Em um passo de escalada para 2026, o Congresso Mundial Uyghur iniciou processos judiciais na Espanha e na França contra empresas de tecnologia chinesas envolvidas na repressão aos Uyghurs [Source](https://www.table.media/en/uyghurs-security-risk-turkey/). Essas ações visam responsabilizar as empresas que fornecem ferramentas de vigilância biométrica e reconhecimento facial usadas para monitorar fiéis e rastrear os movimentos de muçulmanos no Turquestão Oriental [Source](https://www.uyghurcongress.org/en/weekly-brief-20-february-2026/).

Uma delegação do Congresso também participou do "Fórum Mundial 2026" (World Forum 2026) na Suíça, onde Rushan Abbas proferiu um discurso impactante diante de figuras internacionais, destacando o sofrimento das mulheres Uyghurs com a esterilização forçada e o aborto sistemático, práticas que visam interromper a linhagem dos muçulmanos na região [Source](https://www.uyghurcongress.org/en/weekly-brief-20-february-2026/).

Perspectivas futuras: Cúpula de Munique 2026 e além

O Congresso Mundial Uyghur está se preparando para realizar a **"3ª Cúpula Uyghur e Cúpula da Juventude Uyghur"** em Munique, de 23 a 25 de maio de 2026 [Source](https://uygurnews.com/february-2026-uygur-news/). Esta cúpula visa desenvolver uma estratégia de longo prazo para enfrentar a crescente influência chinesa na Ásia Central e proteger os refugiados Uyghurs em países como Tailândia e Turquia, que enfrentam o risco de deportação forçada [Source](https://uygurnews.com/february-2026-uygur-news/).

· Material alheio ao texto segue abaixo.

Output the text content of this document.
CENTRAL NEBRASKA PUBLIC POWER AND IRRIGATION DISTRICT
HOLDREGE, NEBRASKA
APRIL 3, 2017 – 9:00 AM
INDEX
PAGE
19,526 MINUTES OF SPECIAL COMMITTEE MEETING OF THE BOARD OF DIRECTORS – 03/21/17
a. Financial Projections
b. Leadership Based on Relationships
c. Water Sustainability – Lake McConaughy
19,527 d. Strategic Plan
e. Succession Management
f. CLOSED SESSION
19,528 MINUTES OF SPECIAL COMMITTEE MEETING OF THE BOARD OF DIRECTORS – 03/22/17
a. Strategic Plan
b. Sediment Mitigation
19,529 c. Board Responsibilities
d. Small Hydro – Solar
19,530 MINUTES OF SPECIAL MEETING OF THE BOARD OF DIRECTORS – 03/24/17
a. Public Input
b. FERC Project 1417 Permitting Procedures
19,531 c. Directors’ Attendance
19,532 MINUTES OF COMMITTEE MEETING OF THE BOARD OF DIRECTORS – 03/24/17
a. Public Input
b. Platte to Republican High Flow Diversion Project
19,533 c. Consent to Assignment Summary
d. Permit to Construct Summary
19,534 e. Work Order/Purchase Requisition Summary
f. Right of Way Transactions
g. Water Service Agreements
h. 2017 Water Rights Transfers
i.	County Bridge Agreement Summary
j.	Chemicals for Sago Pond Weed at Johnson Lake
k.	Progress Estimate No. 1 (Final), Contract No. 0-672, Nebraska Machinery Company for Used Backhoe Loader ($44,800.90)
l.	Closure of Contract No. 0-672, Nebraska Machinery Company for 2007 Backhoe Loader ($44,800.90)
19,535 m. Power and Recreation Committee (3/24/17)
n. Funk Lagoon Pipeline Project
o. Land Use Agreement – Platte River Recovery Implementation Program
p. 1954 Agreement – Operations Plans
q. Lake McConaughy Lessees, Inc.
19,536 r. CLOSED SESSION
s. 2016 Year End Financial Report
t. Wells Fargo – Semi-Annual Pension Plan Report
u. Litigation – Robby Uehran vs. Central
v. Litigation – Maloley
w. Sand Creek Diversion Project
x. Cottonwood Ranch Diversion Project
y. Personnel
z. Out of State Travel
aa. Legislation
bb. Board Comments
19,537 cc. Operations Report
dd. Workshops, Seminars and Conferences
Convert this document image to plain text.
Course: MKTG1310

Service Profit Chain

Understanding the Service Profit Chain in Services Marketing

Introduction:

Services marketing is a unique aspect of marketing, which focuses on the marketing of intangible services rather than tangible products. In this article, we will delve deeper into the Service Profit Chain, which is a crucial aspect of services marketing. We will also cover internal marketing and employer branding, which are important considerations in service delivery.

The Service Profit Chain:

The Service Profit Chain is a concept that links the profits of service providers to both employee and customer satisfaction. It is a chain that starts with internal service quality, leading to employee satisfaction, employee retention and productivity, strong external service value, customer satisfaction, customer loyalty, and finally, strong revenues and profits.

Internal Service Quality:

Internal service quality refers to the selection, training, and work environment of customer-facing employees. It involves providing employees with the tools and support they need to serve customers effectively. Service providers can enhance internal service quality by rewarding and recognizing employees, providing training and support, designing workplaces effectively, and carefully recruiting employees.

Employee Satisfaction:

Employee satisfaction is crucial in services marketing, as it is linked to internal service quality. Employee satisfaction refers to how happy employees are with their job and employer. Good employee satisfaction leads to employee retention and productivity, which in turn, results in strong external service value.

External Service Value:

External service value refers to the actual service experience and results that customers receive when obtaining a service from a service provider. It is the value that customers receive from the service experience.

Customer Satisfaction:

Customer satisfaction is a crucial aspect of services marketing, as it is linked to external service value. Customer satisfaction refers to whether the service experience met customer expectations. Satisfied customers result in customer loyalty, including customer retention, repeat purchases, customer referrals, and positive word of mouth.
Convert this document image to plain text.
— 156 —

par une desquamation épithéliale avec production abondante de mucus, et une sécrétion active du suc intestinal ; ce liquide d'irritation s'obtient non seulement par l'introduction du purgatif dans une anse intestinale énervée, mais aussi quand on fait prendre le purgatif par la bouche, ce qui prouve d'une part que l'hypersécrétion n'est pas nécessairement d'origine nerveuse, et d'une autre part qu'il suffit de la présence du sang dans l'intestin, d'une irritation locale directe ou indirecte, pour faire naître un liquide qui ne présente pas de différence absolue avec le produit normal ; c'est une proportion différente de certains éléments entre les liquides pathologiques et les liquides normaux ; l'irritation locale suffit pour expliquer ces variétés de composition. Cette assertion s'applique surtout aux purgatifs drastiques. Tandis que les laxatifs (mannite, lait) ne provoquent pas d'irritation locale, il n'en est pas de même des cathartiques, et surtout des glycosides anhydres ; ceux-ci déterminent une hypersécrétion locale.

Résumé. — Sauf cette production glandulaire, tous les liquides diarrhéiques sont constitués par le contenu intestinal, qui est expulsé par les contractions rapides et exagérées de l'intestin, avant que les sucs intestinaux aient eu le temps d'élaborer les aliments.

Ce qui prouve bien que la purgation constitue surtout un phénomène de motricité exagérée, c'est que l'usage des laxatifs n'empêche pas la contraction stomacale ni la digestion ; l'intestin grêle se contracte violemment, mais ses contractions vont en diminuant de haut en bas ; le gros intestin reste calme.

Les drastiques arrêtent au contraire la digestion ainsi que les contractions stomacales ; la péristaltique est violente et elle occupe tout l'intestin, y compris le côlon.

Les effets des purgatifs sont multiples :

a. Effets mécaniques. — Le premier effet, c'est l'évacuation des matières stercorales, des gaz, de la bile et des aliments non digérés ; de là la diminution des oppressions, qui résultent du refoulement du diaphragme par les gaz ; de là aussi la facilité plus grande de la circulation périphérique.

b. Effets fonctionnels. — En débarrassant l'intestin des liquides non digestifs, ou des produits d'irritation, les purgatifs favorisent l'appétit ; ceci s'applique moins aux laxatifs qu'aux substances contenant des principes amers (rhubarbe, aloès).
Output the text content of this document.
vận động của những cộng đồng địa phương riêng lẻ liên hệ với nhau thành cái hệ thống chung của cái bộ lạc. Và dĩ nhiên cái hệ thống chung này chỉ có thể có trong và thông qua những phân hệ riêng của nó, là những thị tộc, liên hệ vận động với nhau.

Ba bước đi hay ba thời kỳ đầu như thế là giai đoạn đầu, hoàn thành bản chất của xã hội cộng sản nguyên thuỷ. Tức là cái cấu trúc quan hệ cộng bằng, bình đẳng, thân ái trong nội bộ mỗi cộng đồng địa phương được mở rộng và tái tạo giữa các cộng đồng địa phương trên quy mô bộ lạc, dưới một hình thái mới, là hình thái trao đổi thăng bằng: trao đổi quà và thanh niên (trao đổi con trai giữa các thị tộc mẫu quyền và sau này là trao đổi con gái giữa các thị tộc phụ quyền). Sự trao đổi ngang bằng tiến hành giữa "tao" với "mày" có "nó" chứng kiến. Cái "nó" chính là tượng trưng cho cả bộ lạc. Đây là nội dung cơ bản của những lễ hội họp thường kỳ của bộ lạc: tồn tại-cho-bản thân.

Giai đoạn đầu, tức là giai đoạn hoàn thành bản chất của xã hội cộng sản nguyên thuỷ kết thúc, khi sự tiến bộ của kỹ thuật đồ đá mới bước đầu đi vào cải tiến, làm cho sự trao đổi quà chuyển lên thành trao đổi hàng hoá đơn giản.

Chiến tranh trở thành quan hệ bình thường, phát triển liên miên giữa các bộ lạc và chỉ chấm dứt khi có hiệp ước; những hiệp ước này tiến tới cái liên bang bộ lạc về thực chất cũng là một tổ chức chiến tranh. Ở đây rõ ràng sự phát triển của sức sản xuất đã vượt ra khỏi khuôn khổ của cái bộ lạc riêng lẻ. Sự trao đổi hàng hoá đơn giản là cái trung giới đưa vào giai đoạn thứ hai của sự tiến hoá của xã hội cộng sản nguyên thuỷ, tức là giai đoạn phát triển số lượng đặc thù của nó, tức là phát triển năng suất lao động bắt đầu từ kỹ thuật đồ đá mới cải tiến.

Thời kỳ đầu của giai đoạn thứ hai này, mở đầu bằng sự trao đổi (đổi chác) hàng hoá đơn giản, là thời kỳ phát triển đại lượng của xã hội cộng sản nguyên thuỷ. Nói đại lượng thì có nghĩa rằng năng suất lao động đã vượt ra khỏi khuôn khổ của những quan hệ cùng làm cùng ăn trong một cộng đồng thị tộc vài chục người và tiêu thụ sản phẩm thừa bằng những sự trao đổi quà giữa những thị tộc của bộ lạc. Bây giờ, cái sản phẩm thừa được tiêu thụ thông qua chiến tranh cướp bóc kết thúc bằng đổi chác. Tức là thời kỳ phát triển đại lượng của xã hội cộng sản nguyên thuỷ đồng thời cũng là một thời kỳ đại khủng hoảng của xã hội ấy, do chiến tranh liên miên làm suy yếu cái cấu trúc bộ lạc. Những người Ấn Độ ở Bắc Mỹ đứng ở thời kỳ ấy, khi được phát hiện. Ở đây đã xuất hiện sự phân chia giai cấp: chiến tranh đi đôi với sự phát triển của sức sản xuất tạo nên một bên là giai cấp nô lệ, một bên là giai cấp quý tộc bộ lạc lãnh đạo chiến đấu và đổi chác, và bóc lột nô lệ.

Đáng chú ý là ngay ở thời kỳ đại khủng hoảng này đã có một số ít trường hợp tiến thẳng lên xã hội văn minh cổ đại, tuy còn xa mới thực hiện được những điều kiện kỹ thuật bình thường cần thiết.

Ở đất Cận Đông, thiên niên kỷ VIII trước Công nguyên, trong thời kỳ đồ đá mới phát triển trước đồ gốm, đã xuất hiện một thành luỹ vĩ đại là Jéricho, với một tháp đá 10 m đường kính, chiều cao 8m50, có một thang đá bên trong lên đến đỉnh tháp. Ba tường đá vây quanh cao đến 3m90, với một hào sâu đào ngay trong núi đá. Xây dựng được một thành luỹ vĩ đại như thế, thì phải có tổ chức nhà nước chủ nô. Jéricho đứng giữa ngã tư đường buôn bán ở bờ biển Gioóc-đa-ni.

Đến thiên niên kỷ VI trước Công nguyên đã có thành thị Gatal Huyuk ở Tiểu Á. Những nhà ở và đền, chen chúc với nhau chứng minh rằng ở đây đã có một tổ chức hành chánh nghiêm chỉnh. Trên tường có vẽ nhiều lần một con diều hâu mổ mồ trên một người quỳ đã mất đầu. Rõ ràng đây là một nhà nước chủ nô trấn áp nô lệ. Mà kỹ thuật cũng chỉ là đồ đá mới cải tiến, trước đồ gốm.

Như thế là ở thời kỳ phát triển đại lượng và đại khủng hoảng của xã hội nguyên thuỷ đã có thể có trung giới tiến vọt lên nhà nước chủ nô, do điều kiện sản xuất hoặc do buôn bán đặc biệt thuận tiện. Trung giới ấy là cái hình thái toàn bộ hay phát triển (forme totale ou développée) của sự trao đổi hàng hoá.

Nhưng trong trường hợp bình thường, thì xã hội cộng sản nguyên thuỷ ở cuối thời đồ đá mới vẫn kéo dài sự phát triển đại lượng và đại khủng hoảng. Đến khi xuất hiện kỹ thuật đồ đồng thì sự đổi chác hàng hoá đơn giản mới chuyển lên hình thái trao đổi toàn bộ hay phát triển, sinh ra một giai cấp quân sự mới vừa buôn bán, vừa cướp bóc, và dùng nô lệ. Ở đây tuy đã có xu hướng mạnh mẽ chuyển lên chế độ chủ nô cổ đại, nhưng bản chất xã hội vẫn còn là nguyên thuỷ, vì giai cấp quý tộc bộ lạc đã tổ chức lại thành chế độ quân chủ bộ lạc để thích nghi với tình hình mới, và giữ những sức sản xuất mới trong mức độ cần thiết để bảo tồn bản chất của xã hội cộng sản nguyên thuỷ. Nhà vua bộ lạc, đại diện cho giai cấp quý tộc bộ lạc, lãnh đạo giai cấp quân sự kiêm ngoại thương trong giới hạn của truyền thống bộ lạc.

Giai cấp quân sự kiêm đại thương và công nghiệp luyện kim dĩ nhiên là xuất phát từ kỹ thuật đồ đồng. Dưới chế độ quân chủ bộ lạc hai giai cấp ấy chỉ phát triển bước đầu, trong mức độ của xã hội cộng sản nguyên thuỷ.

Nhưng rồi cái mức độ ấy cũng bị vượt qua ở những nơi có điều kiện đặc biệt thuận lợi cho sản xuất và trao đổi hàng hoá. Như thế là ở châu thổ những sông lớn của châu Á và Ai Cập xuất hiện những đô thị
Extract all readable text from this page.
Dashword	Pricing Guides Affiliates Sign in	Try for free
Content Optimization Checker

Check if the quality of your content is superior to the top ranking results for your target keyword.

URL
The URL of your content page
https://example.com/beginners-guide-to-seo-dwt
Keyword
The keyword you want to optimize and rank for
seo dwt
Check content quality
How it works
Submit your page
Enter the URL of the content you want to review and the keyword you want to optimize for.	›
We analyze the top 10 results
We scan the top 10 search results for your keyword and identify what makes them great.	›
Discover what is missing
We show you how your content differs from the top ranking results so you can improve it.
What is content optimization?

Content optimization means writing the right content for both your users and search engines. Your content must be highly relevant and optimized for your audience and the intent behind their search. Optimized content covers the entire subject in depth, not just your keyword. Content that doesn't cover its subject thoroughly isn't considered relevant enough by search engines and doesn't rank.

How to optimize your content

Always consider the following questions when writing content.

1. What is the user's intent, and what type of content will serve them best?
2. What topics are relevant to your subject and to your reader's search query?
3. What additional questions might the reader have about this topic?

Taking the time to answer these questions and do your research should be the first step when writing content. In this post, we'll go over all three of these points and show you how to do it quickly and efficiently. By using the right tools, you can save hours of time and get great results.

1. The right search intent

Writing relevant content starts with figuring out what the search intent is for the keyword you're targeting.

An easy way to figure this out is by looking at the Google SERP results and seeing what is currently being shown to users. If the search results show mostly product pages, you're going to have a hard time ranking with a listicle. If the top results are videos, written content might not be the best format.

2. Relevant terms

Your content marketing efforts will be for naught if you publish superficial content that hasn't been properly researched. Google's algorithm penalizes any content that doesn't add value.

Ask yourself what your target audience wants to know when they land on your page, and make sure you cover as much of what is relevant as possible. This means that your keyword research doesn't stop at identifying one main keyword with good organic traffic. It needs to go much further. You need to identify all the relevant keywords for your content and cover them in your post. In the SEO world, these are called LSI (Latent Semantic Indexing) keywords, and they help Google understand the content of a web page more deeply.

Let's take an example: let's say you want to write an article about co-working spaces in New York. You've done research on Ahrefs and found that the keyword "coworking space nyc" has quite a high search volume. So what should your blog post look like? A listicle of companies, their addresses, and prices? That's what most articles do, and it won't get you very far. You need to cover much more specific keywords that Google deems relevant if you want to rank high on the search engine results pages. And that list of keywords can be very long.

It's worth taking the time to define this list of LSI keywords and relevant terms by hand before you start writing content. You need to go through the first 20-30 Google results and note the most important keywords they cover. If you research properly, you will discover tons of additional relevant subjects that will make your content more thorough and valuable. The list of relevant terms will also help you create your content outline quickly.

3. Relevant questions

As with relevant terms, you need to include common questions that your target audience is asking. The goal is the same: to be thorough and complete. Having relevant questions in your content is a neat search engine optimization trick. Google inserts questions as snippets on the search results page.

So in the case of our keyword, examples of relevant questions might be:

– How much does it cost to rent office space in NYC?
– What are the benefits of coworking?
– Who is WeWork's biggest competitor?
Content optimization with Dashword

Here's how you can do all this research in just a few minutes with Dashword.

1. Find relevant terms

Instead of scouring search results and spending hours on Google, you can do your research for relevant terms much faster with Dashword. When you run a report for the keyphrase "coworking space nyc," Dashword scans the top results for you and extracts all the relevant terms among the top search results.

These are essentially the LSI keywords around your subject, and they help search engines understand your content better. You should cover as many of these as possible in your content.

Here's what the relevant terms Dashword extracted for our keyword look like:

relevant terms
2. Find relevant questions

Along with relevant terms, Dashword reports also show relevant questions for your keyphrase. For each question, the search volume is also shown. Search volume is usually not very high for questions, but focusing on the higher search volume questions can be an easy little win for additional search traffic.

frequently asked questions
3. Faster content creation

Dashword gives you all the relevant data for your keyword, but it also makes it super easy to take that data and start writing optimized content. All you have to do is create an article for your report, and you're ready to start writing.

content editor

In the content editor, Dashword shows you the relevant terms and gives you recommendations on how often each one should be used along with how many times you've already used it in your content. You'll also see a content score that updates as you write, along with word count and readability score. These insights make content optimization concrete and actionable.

A mensagem que o Congresso envia hoje é a necessidade de ativar a arma do boicote econômico a produtos ligados ao trabalho forçado e o apelo aos governos islâmicos para que revisem os acordos de extradição com a China, que podem ser usados como ferramenta para sequestrar ativistas muçulmanos [Source](https://www.shiawaves.com/arabic/news/123456-المؤتمر-العالمي-للأويغور-يدعو-بريطانيا-لمواجهة-الصين/).

Conclusão: Apoiar os oprimidos é um dever religioso e humanitário

O Congresso Mundial Uyghur continua sendo a voz que clama no deserto do silêncio internacional, lembrando ao mundo que existem milhões de muçulmanos privados de seus direitos mais básicos de adoração e de uma vida digna. Apoiar esses oprimidos não é apenas uma escolha política, mas um dever religioso imposto pelo pertencimento à Nação Islâmica. Com a nova liderança e as intensas movimentações jurídicas em 2026, os Uyghurs renovam seu compromisso de resistência, acreditando que o direito não morre enquanto houver quem o reivindique, e que a noite da injustiça no Turquestão Oriental será inevitavelmente seguida pelo amanhecer da liberdade e da justiça.